I turn my head into Cal, seeing him watching me. “Dance with me Jen.” He says and I nod, placing my hand over his on my stomach, I sway my hips along with his and rest my head to his chest. I use my fingers to lift my shirt just enough so I can feel his callused fingers on my skin. I feel them brush my stomach and I tremble.

“What is it baby?” He asks and the timber in his voice makes it impossible to deny that he feels more than want with me. I almost cry hearing him call me that. Ten years I have waited for Cal to call me baby. It is here I let go and fall for him. I can’t fight against this, I can’t. I want him and love him too much.

I lace my fingers through his and direct him over the expanse of my skin, letting him feel me. His tongue traces a path from my ear to my collar bone and I can’t ignore the erection pressing into me from behind. I look around, expecting anyone to be watching us, but we look like every other couple here. I slip my hands behind my back and twist until I can feel his abs and the warmth of his chest. I tuck my thumbs in his waist band and pull him against me.

The hand that was on my hip is now under my shirt and bra and he is rubbing my nipple gently and driving me crazy. “What do you want baby, tell me?” I roll my neck and feel my eyes water with tears at hearing it again, my heart is both soaring and breaking because I have wanted it for so long.

I turn my head into him until I am at his ear. “I… don’t call me that and not mean it Caly, please… it’ll cost too much.”

I feel his breath on my chest as I speak and I am prepared to lose this feeling with my admittance that being his ‘baby’ matters to me. He turns his face and kisses me slow and sweet. “I fucking mean it baby.”
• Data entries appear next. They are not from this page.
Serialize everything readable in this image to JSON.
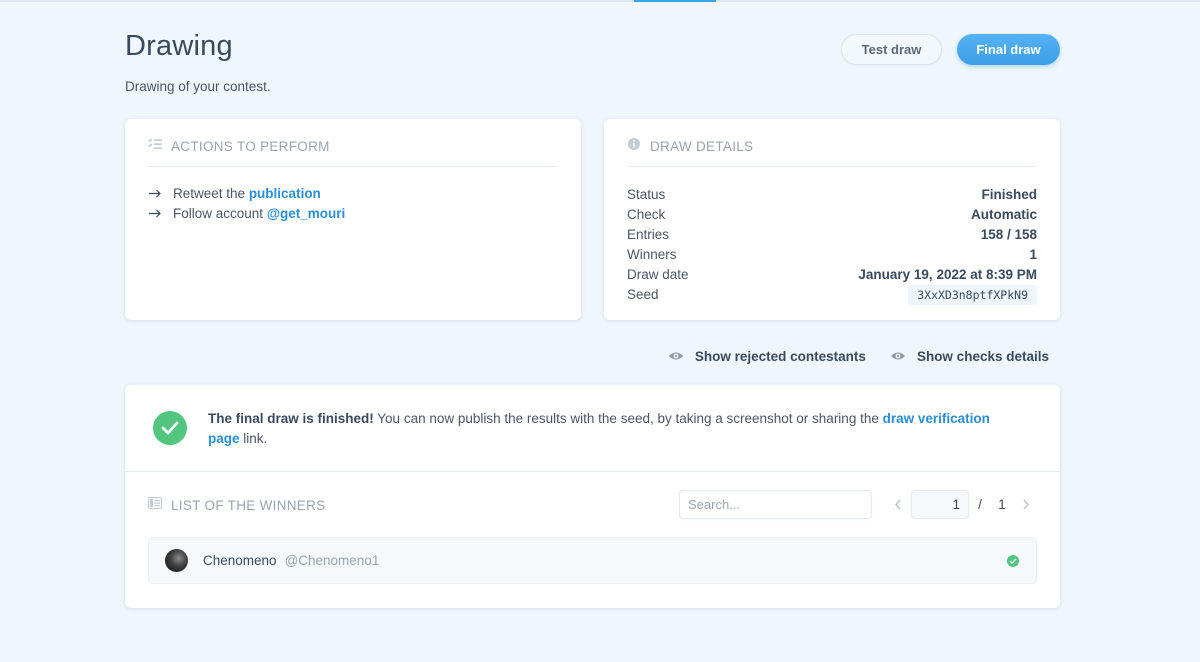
{
  "header": {
    "title": "Drawing",
    "subtitle": "Drawing of your contest.",
    "test_draw_label": "Test draw",
    "final_draw_label": "Final draw"
  },
  "actions": {
    "title": "ACTIONS TO PERFORM",
    "items": [
      {
        "prefix": "Retweet the",
        "link": "publication"
      },
      {
        "prefix": "Follow account",
        "link": "@get_mouri"
      }
    ]
  },
  "details": {
    "title": "DRAW DETAILS",
    "rows": [
      {
        "key": "Status",
        "value": "Finished"
      },
      {
        "key": "Check",
        "value": "Automatic"
      },
      {
        "key": "Entries",
        "value": "158 / 158"
      },
      {
        "key": "Winners",
        "value": "1"
      },
      {
        "key": "Draw date",
        "value": "January 19, 2022 at 8:39 PM"
      },
      {
        "key": "Seed",
        "value": "3XxXD3n8ptfXPkN9"
      }
    ]
  },
  "toggles": {
    "rejected": "Show rejected contestants",
    "checks": "Show checks details"
  },
  "result": {
    "notice_bold": "The final draw is finished!",
    "notice_text": " You can now publish the results with the seed, by taking a screenshot or sharing the ",
    "notice_link": "draw verification page",
    "notice_end": " link."
  },
  "winners": {
    "title": "LIST OF THE WINNERS",
    "search_placeholder": "Search...",
    "page_current": "1",
    "page_sep": "/",
    "page_total": "1",
    "list": [
      {
        "name": "Chenomeno",
        "handle": "@Chenomeno1"
      }
    ]
  },
  "colors": {
    "accent": "#3ba3ea",
    "link": "#2a8fd6",
    "success": "#52c57f",
    "background": "#eff6fc"
  }
}
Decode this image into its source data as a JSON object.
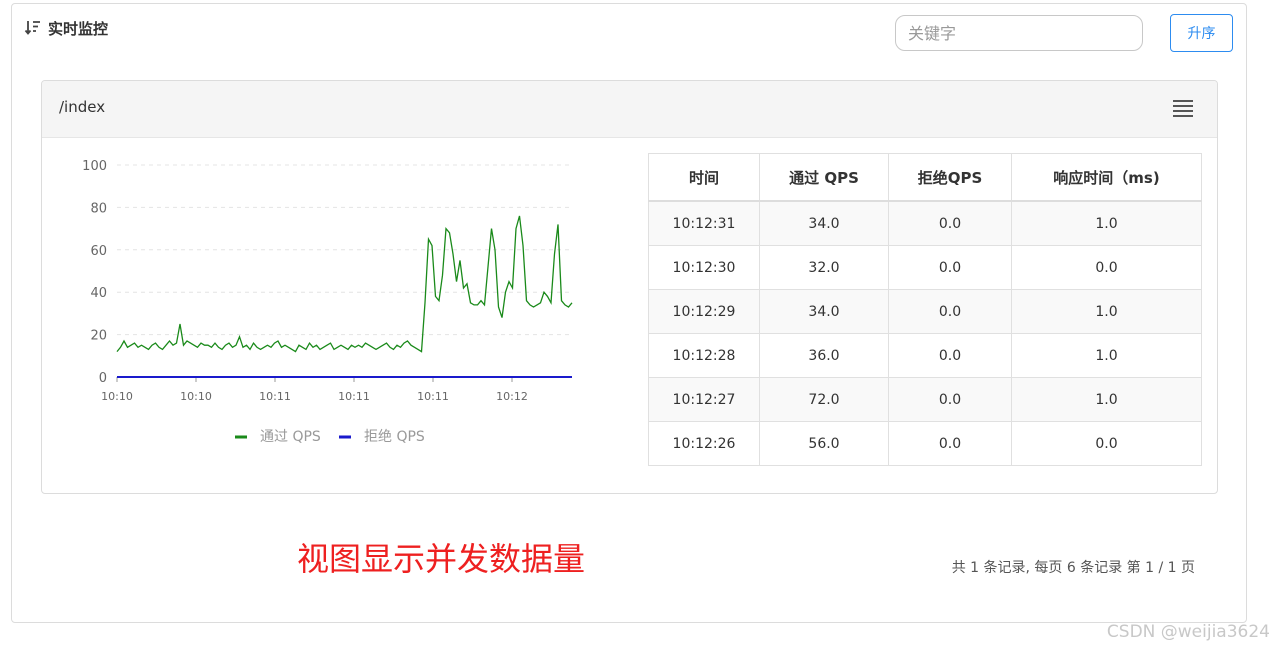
{
  "header": {
    "title": "实时监控",
    "sort_icon": "sort-desc-icon"
  },
  "search": {
    "placeholder": "关键字",
    "value": ""
  },
  "sort_button": {
    "label": "升序"
  },
  "resource": {
    "name": "/index",
    "menu_icon": "list-menu-icon"
  },
  "chart_data": {
    "type": "line",
    "y_ticks": [
      "100",
      "80",
      "60",
      "40",
      "20",
      "0"
    ],
    "x_ticks": [
      "10:10",
      "10:10",
      "10:11",
      "10:11",
      "10:11",
      "10:12"
    ],
    "ylim": [
      0,
      100
    ],
    "grid": "horizontal dashed",
    "legend_position": "bottom",
    "series": [
      {
        "name": "通过 QPS",
        "color": "#1a8a1a",
        "values": [
          12,
          14,
          17,
          14,
          15,
          16,
          14,
          15,
          14,
          13,
          15,
          16,
          14,
          13,
          15,
          17,
          15,
          16,
          25,
          15,
          17,
          16,
          15,
          14,
          16,
          15,
          15,
          14,
          16,
          14,
          13,
          15,
          16,
          14,
          15,
          19,
          14,
          15,
          13,
          16,
          14,
          13,
          14,
          15,
          14,
          16,
          17,
          14,
          15,
          14,
          13,
          12,
          15,
          14,
          13,
          16,
          14,
          15,
          13,
          14,
          15,
          16,
          13,
          14,
          15,
          14,
          13,
          15,
          14,
          15,
          14,
          16,
          15,
          14,
          13,
          14,
          15,
          16,
          14,
          13,
          15,
          14,
          16,
          17,
          15,
          14,
          13,
          12,
          35,
          65,
          62,
          38,
          36,
          48,
          70,
          68,
          58,
          45,
          55,
          42,
          44,
          35,
          34,
          34,
          36,
          34,
          52,
          70,
          60,
          33,
          28,
          40,
          45,
          42,
          70,
          76,
          62,
          36,
          34,
          33,
          34,
          35,
          40,
          38,
          35,
          58,
          72,
          36,
          34,
          33,
          35
        ]
      },
      {
        "name": "拒绝 QPS",
        "color": "#1a1acc",
        "values": [
          0,
          0,
          0,
          0,
          0,
          0,
          0,
          0,
          0,
          0,
          0,
          0,
          0,
          0,
          0,
          0,
          0,
          0,
          0,
          0,
          0,
          0,
          0,
          0,
          0,
          0,
          0,
          0,
          0,
          0,
          0,
          0,
          0,
          0,
          0,
          0,
          0,
          0,
          0,
          0,
          0,
          0,
          0,
          0,
          0,
          0,
          0,
          0,
          0,
          0,
          0,
          0,
          0,
          0,
          0,
          0,
          0,
          0,
          0,
          0,
          0,
          0,
          0,
          0,
          0,
          0,
          0,
          0,
          0,
          0,
          0,
          0,
          0,
          0,
          0,
          0,
          0,
          0,
          0,
          0,
          0,
          0,
          0,
          0,
          0,
          0,
          0,
          0,
          0,
          0,
          0,
          0,
          0,
          0,
          0,
          0,
          0,
          0,
          0,
          0,
          0,
          0,
          0,
          0,
          0,
          0,
          0,
          0,
          0,
          0,
          0,
          0,
          0,
          0,
          0,
          0,
          0,
          0,
          0,
          0,
          0,
          0,
          0,
          0,
          0,
          0,
          0,
          0,
          0,
          0,
          0
        ]
      }
    ]
  },
  "table": {
    "headers": [
      "时间",
      "通过 QPS",
      "拒绝QPS",
      "响应时间（ms)"
    ],
    "rows": [
      [
        "10:12:31",
        "34.0",
        "0.0",
        "1.0"
      ],
      [
        "10:12:30",
        "32.0",
        "0.0",
        "0.0"
      ],
      [
        "10:12:29",
        "34.0",
        "0.0",
        "1.0"
      ],
      [
        "10:12:28",
        "36.0",
        "0.0",
        "1.0"
      ],
      [
        "10:12:27",
        "72.0",
        "0.0",
        "1.0"
      ],
      [
        "10:12:26",
        "56.0",
        "0.0",
        "0.0"
      ]
    ]
  },
  "annotation": "视图显示并发数据量",
  "pagination": "共 1 条记录, 每页 6 条记录 第 1 / 1 页",
  "watermark": "CSDN @weijia3624"
}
Those words floor me and I want to leave and go home, explore whatever is going on between us. I don’t say that though, it will come in time and honestly, I wasn’t nothing more than to relish this with him.

“Do you believe me Jen?”

I look at him, his eyes are glossy and he looks so relaxed and happy. I know he has a buzz, but he is serious and not wasted so I know he means it.

I cup his chin and pull him to my lips, kissing him soft and sweet. “Yeah Caly, I believe you.”

We watch as the lights come on over the venue and all the crowds make their way to the gates behind us. I lace my fingers in Jens and go to turn when Noah stops us all. “Hey, let’s go say hi tell him good show.”

Everyone hoots and hollers a hell yeah, and Jen looks at me. “Want to?”

Fucking loaded question. I want to go home and see what happens between us, just want her alone, but the professional in me says I should be there. “I’m cool, Denver will understand if we aint there. Unless you want to meet him. I’m cool either way firefly.”

I see her eyes light when I say it and I love the effect it has on her. I kind of always found babe or baby to be generic and Tay loved that generic predictable shit. I am slowly learning that I might have been predictable.

Turns out I like following my instinct and telling logic to go fuck itself.

Everyone else, it seems noticed the term I used also. Fuck em’ though, I only care what she wants.

See? Not predictable.

“We can go. I haven’t met him it could be cool.”

“Then we go.” I say and kiss her knuckles before pulling her to my side. They all watch as I guide her the opposite way of the crowd.

Jenny

“So… how did I do?” He asked as we sit around the fire in the backyard. I hate that he felt like I was judging him.